Getting element using xpath and cheerio

Astro picture Astro · Apr 15, 2013 · Viewed 15.6k times · Source

Trying to write a function in node.js that will get the element by xpath.

I have an xpath of the desired dom element like

xpath = '/html/body/div/div[2]/div/h1/span'

My DOM is loaded in cheerio via fs module (because I have this webpage stored locally):

var file = fs.readFileSync( "aaa.html" )
var inDom    = cheerio.load( file )

Then I am trying to iterate via each xpath part, get the element of the dom tree, check it's children if the name and element number matches, and if they do, store rez as this mathed element. Then I do continue to dig down with new xpath part. The code looks like this, but it fails to get what I want because just after I get the first mach and set rez as the matched element, in the next for loop cycle this new element seems not to have any children elements.

var rez = inDom('html');
var xpath = inXpath.split( "/" );
for( var i = iterateStart; i < xpath.length; i++ ) {
    var selector = xpath[ i ].split('[')[0];
    var matches = xpath[ i ].match(/\[(.*?)\]/);
    var child = 0;
    if( matches ) {
        child = matches[ 1 ];
    }

    for( var k = 0; k < rez.length; k++ ) {
        var found = false
        var curE = rez[ k ]

        for( var p = 0; p < curE.children.length; p++ ) {
            var curE_child = curE.children[ p ]
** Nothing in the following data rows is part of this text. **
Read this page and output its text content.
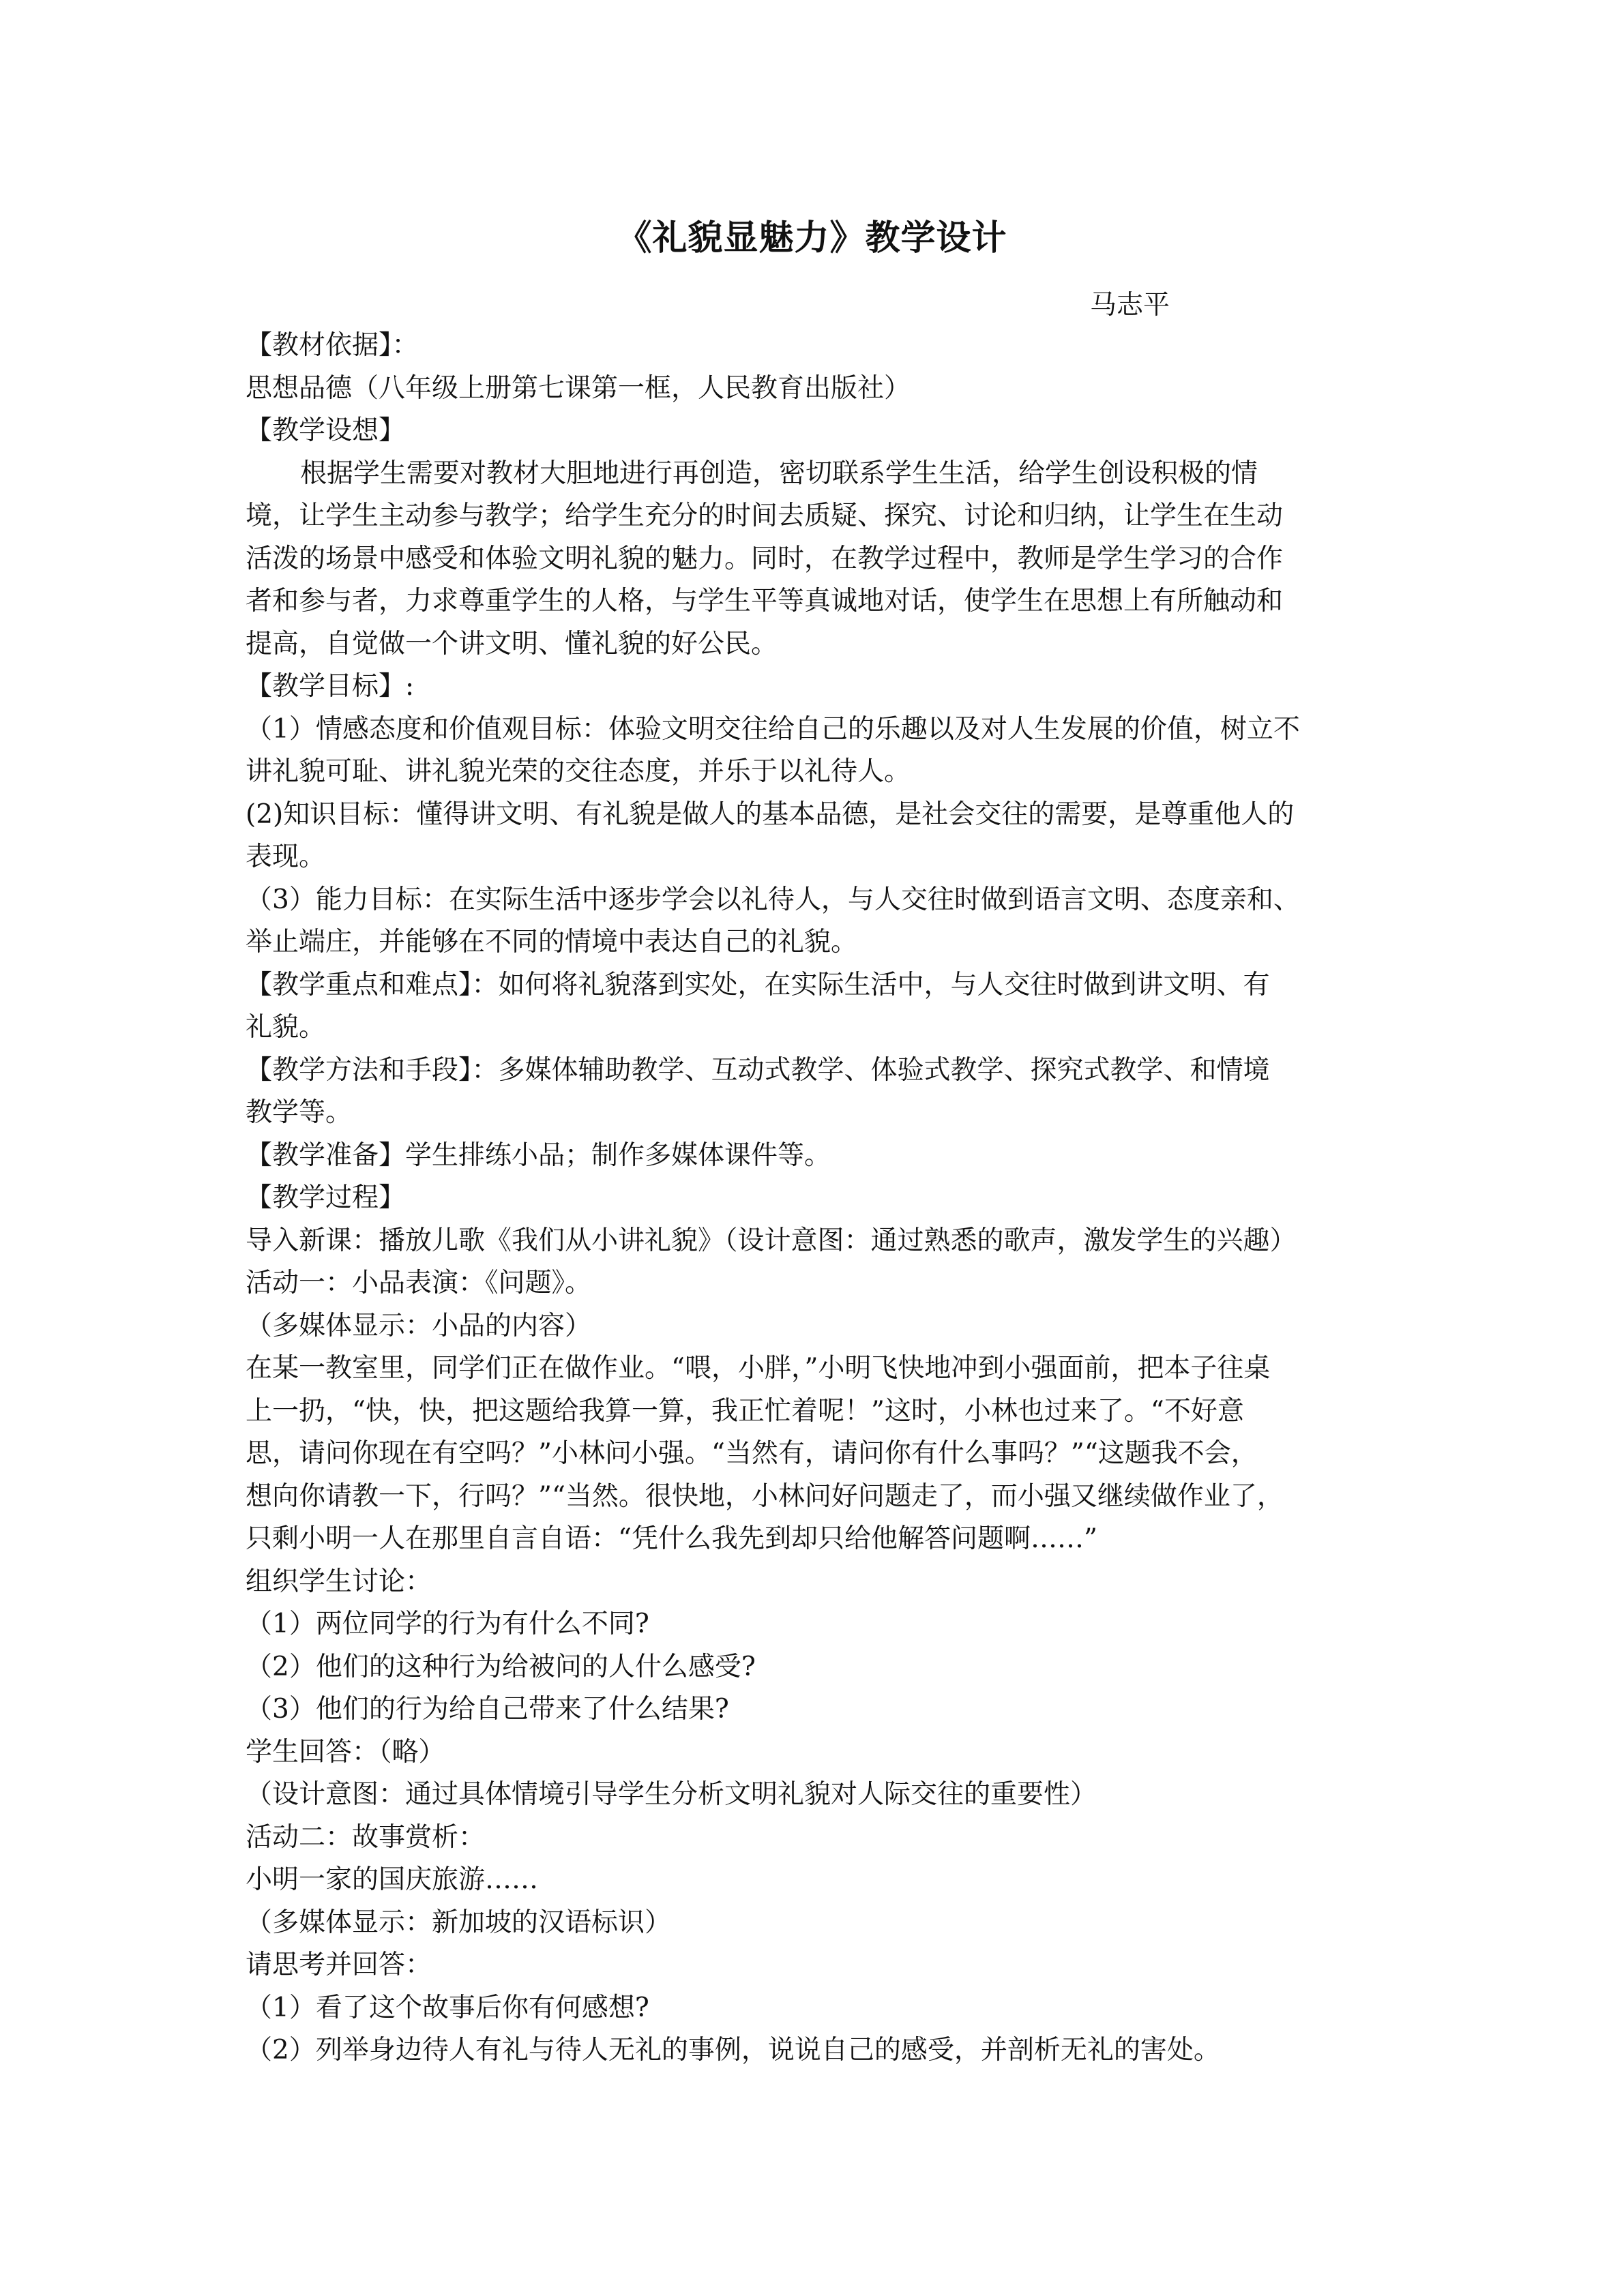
《礼貌显魅力》教学设计
马志平
【教材依据】：
思想品德（八年级上册第七课第一框，人民教育出版社）
【教学设想】
根据学生需要对教材大胆地进行再创造，密切联系学生生活，给学生创设积极的情
境，让学生主动参与教学；给学生充分的时间去质疑、探究、讨论和归纳，让学生在生动
活泼的场景中感受和体验文明礼貌的魅力。同时，在教学过程中，教师是学生学习的合作
者和参与者，力求尊重学生的人格，与学生平等真诚地对话，使学生在思想上有所触动和
提高，自觉做一个讲文明、懂礼貌的好公民。
【教学目标】:
（1）情感态度和价值观目标：体验文明交往给自己的乐趣以及对人生发展的价值，树立不
讲礼貌可耻、讲礼貌光荣的交往态度，并乐于以礼待人。
(2)知识目标：懂得讲文明、有礼貌是做人的基本品德，是社会交往的需要，是尊重他人的
表现。
（3）能力目标：在实际生活中逐步学会以礼待人，与人交往时做到语言文明、态度亲和、
举止端庄，并能够在不同的情境中表达自己的礼貌。
【教学重点和难点】：如何将礼貌落到实处，在实际生活中，与人交往时做到讲文明、有
礼貌。
【教学方法和手段】：多媒体辅助教学、互动式教学、体验式教学、探究式教学、和情境
教学等。
【教学准备】学生排练小品；制作多媒体课件等。
【教学过程】
导入新课：播放儿歌《我们从小讲礼貌》（设计意图：通过熟悉的歌声，激发学生的兴趣）
活动一：小品表演：《问题》。
（多媒体显示：小品的内容）
在某一教室里，同学们正在做作业。“喂，小胖，”小明飞快地冲到小强面前，把本子往桌
上一扔，“快，快，把这题给我算一算，我正忙着呢！”这时，小林也过来了。“不好意
思，请问你现在有空吗？”小林问小强。“当然有，请问你有什么事吗？”“这题我不会，
想向你请教一下，行吗？”“当然。很快地，小林问好问题走了，而小强又继续做作业了，
只剩小明一人在那里自言自语：“凭什么我先到却只给他解答问题啊……”
组织学生讨论：
（1）两位同学的行为有什么不同?
（2）他们的这种行为给被问的人什么感受?
（3）他们的行为给自己带来了什么结果?
学生回答：（略）
（设计意图：通过具体情境引导学生分析文明礼貌对人际交往的重要性）
活动二：故事赏析：
小明一家的国庆旅游……
（多媒体显示：新加坡的汉语标识）
请思考并回答：
（1）看了这个故事后你有何感想?
（2）列举身边待人有礼与待人无礼的事例，说说自己的感受，并剖析无礼的害处。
            if( curE_child.name = selector ) {
                if( child > 0 ) {
                    child--
                }
                else {
                    rez = curE_child
                    found = true
                    break
                }
            }               
        }
        if( found ) {
            break
        }
    }       
}

Can anybody help me with the code using mentioned node.js modules?

Answer

Noah picture Noah · Apr 15, 2013

It seems like you are doing way more work then you need to find the desired element. Can you post a sample html page?

Cheerio provides a higher-level api for finding elements that you should use.

var html = fs.readFileSync('aaa.html')
var $ = cheerio.load(html)
var selector = 'div' // some selector here which I can tune to the example html page
var parent = $(selector)
var childSelector = 'p' // some other selector 
var children = parent.find(childSelector)